John Brooking, who had his $1,000 bicycle stolen in February in Portland, stands with a bicycle he is borrowing from a friend. He has filed a police report, called bike shops and pawn shops with no success. Derek Davis/Staff Photographer

John Brooking had been a bike commuter for 20 years when he locked his bike in Congress Square Park in Portland before catching a show at the State Theatre. He didn’t think twice about weaving his cable lock through the wheel and leaving it there while he enjoyed the show.

When he walked out of the concert, ready to ride the 4 miles home to Westbrook, it was gone.

“I’m usually pretty good at remaining calm, so I just tried to figure out what I should do. Do I try to catch the bus home? Do I call my wife to come and get me? I had to figure out how to get home,” said Brooking, 62.

He jogged to the bus station but missed the last bus. He called his wife. She was already asleep.

“So I ended up walking the whole way home. It felt dramatic,” he said. “I called the police while I walked.”

His $1,000 hybrid bike was among the 16 bicycle thefts reported to the police department in February – and part of a trend police say they’ve seen over the last six months.


Reddit, Facebook and Nextdoor are regularly filled with posts about missing and found bikes. Posters lament the loss of their expensive bikes, toss around theories as to who is behind the thefts, and try to help identify those that were found abandoned.

“Portland didn’t used to be the kind of place where you needed a fancy lock, and I didn’t have any problems until now. It’s definitely picked up. I think it’s because we have more bicyclists here now than we did 20 years ago,” Brooking said.

That’s one theory. Others say that, like any kind of theft, it’s a way to make money.


Bike thefts have been easier to report and track since September, when the Portland Police Department instituted a new online reporting system.
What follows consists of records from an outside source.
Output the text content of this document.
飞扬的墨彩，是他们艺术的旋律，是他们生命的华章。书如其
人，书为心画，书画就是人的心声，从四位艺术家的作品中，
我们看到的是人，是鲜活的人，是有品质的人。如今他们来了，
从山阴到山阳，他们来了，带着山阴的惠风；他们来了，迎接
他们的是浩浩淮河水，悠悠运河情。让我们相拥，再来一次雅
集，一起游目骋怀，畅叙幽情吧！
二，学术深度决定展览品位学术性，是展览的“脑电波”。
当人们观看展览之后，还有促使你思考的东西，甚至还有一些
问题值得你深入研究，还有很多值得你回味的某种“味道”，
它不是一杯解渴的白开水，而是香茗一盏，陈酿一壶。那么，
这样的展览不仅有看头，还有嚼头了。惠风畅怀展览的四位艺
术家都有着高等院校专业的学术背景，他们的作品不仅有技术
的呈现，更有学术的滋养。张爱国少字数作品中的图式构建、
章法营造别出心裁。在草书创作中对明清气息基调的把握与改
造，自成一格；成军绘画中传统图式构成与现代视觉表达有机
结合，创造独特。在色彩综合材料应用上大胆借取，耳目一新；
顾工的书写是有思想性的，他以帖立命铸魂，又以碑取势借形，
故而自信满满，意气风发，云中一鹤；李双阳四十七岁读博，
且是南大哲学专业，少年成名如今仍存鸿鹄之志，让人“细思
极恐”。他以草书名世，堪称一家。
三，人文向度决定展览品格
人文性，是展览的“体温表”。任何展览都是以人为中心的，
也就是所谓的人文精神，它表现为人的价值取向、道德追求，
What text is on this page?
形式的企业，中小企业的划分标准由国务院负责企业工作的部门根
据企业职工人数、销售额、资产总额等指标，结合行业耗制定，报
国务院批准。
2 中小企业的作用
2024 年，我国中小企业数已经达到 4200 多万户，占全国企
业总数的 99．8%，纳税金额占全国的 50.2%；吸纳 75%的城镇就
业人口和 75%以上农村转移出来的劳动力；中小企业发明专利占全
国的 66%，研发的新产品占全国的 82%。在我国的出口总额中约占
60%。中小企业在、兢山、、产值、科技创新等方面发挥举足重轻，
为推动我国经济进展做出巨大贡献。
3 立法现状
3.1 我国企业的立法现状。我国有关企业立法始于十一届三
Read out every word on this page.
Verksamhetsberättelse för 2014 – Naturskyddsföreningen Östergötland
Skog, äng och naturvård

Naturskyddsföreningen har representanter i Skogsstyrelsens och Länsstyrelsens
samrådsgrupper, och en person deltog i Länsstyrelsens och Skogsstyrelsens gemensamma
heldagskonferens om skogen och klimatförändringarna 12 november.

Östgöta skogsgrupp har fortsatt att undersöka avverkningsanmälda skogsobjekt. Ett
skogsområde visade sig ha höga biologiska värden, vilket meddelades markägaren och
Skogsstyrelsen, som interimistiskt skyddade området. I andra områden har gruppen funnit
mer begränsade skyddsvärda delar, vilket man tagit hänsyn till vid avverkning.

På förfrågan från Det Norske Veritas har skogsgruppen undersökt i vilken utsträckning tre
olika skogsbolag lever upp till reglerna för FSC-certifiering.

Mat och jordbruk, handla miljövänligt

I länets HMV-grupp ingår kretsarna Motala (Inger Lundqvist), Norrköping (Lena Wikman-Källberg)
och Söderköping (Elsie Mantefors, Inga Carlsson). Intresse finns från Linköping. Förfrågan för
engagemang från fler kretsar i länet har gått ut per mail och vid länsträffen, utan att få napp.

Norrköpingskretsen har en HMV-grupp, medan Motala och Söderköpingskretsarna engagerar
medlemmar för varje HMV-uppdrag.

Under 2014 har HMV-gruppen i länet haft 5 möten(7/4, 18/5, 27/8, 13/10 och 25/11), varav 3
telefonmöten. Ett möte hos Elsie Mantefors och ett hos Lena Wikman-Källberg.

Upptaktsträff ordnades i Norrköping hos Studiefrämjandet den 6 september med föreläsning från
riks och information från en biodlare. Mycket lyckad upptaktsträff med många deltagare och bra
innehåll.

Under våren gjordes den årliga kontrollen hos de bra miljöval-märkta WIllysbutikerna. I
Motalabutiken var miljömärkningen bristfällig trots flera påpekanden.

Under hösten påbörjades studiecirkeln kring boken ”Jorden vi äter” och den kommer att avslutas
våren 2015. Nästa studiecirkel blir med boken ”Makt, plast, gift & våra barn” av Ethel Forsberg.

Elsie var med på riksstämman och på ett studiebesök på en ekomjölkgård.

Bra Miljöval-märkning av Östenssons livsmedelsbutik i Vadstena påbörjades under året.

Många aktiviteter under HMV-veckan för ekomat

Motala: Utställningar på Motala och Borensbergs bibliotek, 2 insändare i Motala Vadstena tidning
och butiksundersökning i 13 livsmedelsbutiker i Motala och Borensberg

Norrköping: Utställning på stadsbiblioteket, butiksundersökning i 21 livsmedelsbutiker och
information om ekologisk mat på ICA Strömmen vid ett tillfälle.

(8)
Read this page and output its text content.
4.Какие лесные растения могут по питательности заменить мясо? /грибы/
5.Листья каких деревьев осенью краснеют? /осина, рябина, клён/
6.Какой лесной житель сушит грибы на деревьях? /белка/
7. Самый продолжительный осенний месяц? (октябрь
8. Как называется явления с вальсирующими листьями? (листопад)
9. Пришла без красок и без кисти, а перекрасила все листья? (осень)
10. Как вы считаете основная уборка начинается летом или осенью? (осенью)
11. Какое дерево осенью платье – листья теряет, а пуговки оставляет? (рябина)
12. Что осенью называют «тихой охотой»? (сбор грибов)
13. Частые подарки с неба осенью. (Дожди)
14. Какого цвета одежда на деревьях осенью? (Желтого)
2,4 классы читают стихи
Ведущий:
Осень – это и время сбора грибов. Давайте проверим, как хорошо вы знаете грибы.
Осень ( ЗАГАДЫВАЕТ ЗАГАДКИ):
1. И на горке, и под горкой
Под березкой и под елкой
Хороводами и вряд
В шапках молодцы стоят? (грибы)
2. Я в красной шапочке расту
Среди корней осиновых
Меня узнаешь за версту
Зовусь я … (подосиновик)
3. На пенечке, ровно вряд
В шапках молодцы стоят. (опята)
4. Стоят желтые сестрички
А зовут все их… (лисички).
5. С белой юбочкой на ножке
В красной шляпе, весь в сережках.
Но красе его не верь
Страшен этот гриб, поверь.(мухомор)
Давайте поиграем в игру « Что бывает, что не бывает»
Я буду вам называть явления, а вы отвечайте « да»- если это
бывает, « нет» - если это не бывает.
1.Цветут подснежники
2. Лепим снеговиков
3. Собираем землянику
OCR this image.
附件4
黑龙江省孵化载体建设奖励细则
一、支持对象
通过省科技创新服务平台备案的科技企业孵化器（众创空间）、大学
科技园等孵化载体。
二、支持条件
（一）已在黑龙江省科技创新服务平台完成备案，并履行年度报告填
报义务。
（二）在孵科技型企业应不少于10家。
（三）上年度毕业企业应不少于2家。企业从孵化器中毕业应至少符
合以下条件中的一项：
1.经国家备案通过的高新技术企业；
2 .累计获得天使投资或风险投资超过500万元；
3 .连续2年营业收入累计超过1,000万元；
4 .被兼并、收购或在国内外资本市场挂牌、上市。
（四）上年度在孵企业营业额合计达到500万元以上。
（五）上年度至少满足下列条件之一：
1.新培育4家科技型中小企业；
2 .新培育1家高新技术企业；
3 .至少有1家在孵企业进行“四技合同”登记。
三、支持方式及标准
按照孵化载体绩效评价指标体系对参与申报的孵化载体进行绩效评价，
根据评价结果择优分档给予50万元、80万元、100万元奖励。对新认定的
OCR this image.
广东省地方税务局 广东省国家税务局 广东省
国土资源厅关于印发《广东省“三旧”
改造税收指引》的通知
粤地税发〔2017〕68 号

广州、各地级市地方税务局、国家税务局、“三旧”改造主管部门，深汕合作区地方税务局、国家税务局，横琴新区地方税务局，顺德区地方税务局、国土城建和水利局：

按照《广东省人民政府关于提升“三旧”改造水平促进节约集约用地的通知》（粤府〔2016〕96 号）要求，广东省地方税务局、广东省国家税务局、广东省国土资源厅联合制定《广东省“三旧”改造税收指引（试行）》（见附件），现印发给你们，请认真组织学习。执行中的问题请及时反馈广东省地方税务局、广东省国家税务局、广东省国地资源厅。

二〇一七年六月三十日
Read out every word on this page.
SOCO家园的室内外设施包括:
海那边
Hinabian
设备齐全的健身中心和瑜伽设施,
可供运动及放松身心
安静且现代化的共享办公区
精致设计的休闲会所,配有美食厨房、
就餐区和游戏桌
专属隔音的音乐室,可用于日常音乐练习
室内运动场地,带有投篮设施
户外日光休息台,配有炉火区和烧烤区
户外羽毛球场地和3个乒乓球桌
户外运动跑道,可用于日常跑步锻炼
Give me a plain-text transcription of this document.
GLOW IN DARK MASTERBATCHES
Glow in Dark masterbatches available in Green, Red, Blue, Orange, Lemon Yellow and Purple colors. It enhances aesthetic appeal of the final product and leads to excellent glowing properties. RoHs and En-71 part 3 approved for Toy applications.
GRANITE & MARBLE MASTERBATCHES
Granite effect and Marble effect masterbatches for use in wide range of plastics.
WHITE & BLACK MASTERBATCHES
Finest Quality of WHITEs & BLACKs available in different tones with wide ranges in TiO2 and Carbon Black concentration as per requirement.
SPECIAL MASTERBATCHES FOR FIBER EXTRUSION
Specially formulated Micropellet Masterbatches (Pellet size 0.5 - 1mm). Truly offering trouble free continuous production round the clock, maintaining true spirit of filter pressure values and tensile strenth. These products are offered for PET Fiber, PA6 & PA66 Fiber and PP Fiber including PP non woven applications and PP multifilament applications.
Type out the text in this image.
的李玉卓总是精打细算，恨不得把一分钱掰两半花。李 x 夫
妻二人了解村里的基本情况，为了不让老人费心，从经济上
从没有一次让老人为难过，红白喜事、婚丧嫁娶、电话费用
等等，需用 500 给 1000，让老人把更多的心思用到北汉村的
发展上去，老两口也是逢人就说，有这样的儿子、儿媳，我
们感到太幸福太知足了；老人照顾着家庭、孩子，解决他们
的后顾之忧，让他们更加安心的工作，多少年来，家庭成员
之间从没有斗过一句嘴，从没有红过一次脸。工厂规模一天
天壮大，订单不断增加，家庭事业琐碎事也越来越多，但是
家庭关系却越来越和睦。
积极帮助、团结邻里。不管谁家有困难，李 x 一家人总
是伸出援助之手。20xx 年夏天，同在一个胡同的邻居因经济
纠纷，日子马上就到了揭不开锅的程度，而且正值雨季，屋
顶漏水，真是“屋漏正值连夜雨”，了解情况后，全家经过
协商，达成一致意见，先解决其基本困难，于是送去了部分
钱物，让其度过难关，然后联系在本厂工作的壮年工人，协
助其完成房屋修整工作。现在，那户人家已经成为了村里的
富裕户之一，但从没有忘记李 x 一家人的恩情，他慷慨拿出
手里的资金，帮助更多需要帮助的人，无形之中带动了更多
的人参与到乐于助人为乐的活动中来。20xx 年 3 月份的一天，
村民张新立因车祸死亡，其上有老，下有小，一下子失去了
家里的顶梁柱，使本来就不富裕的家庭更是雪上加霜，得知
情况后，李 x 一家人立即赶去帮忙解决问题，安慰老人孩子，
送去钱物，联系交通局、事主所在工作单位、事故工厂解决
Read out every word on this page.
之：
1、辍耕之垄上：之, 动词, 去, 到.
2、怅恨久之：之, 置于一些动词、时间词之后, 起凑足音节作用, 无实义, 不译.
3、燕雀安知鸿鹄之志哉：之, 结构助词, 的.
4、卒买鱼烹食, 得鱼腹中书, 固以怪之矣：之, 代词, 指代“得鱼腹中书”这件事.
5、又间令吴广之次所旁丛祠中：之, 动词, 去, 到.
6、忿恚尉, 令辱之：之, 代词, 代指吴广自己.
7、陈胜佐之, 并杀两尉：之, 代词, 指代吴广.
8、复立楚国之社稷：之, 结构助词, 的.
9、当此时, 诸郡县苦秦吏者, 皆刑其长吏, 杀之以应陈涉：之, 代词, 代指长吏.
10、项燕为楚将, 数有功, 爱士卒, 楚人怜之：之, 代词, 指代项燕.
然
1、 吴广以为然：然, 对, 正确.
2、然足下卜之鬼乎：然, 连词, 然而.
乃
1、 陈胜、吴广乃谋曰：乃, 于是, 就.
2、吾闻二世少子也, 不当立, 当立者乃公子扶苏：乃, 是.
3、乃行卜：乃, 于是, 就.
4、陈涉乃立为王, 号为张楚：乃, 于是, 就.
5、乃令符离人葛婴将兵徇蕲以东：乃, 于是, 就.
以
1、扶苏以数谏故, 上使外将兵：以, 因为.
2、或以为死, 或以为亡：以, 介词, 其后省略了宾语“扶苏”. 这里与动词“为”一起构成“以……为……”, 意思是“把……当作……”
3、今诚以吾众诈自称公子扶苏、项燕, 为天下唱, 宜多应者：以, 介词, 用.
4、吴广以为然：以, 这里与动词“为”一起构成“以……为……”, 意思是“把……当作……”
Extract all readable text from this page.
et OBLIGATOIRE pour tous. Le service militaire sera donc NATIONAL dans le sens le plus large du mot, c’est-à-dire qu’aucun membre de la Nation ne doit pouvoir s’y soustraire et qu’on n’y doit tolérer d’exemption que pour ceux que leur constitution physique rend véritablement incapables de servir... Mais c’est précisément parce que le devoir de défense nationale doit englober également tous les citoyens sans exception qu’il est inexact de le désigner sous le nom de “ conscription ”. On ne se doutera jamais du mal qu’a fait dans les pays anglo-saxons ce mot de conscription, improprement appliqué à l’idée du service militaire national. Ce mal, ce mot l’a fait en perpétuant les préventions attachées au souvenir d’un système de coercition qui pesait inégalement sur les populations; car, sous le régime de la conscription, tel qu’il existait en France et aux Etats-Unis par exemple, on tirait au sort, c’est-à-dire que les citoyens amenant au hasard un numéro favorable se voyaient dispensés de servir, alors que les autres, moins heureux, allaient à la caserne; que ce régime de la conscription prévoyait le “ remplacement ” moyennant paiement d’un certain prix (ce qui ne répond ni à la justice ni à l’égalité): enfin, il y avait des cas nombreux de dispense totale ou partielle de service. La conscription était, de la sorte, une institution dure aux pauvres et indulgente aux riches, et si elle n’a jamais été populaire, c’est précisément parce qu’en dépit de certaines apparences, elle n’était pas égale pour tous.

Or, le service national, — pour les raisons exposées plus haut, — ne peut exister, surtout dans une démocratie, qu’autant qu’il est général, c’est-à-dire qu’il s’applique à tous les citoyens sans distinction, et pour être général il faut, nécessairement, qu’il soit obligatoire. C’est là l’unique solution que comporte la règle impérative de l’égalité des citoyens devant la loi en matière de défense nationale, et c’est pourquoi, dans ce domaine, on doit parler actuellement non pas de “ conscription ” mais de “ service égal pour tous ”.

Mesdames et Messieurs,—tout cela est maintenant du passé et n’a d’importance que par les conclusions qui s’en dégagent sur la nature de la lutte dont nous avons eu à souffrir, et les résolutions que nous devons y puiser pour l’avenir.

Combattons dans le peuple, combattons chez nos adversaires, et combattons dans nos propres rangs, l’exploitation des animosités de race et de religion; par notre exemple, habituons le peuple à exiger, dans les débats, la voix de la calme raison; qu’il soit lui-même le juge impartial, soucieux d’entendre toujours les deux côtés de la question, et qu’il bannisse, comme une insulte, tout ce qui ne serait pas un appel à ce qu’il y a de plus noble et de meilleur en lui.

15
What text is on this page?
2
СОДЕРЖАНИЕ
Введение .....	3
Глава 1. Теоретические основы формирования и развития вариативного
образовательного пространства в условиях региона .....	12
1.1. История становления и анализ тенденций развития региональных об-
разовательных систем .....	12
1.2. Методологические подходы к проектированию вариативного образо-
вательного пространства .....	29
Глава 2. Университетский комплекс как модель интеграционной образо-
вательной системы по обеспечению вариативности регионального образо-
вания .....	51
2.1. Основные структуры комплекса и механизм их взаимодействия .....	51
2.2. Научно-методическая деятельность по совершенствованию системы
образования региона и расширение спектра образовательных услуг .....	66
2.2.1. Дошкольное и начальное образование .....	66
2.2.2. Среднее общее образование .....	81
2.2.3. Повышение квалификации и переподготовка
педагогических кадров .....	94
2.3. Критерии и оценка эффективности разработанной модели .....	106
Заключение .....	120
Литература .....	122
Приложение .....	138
Instead of having to call the police and file reports in person, it’s now possible to file a report remotely.

Last year, the department received three to 10 stolen bike reports per month between January and September. In October, the first month after the system was up and running, the department received 33. Monthly reported bike thefts have stayed in the double digits since – with the exception of March, when only nine bikes were reported stolen.


Brad Nadeau, a spokesperson for the department, said it’s difficult to say whether bike thefts are actually up, or if more people have been reporting thefts because of the new system.

“Most people don’t care about filing a report, they just want their bike back. So, most bike thefts go unreported,” Nadeau said.

Even with the new system, he said, reported thefts probably represent only a fraction of the bikes actually stolen from around the city.

Portland police don’t have the resources to track down every stolen bike, Nadeau said. Instead, their protocol is to keep a photo or description of the stolen bike in their system and see if it turns up. Sometimes, patrols will recover abandoned bikes around the city. They can compare serial numbers and descriptions with the missing bikes.

“We have found that many of these bikes are broken down and painted over to obscure them,” Nadeau said.

The department doesn’t have data on how many stolen bikes are recovered and returned to their owners, but Nadeau said reunification is rare.


Brooking said he still doesn’t know what happened to his bike. He called police stations in neighboring communities, pawn shops and bike shops to see if the bike had shown up anywhere. He checked Facebook Marketplace and Craigslist.

It’s been more than a month, and he hasn’t heard any news.


Margaux Lewis, a 21-year-old college student at University of Southern Maine, said at least 15 bikes were stolen from their apartment building downtown in February.

“It was completely wiped,” Lewis said. “Everything that was in there was gone.”

Lewis filed a police report but said their impression was that the police wouldn’t be able to do much. There were no working surveillance cameras in the alley where the bike storage was, and it was unclear how long the bikes had been gone.


Like Brooking, Lewis hasn’t heard anything from the police.

In a release from October, the police department suggested using a U-lock instead of a cable lock, storing bikes indoors, using bike racks, locking bikes in well-lit areas and attaching a GPS tracker.

“I’m a college student; even buying groceries is really difficult,” Lewis said. “My bike was my graduation gift from high school. Even with insurance, I cannot afford to replace it. It was basically like my car.”


A few months ago, Nadeau says, the department suspected some stolen bikes may have been kept at the homeless encampments.

When those encampments were swept by the city, Nadeau said, the department stored recovered bikes for six months and checked them against reports of stolen bikes.


“Unfortunately most bikes at the encampments went through the ‘chop shop’ and were not salvageable. There were many non-functional bikes and bike parts and those were discarded,” city spokesperson Jessica Grondin said in an email.

Grondin said the city is still storing about 10 bikes at the public works facility on Canco Road, waiting to find their owners.

As for why so many bikes are being stolen, many wouldn’t say or only offered broad theories.

“Overall, many are being used for transportation, some are sold, while some are broken down and sold for parts,” Nadeau said.

Patricia O’Donnell, 71, said her bike was stolen over the summer from a shared storage room at her York Street condo. She never reported the theft.

“I thought, ‘If somebody needed it more than I did, then I hope they get some use out of it,’ ” she said.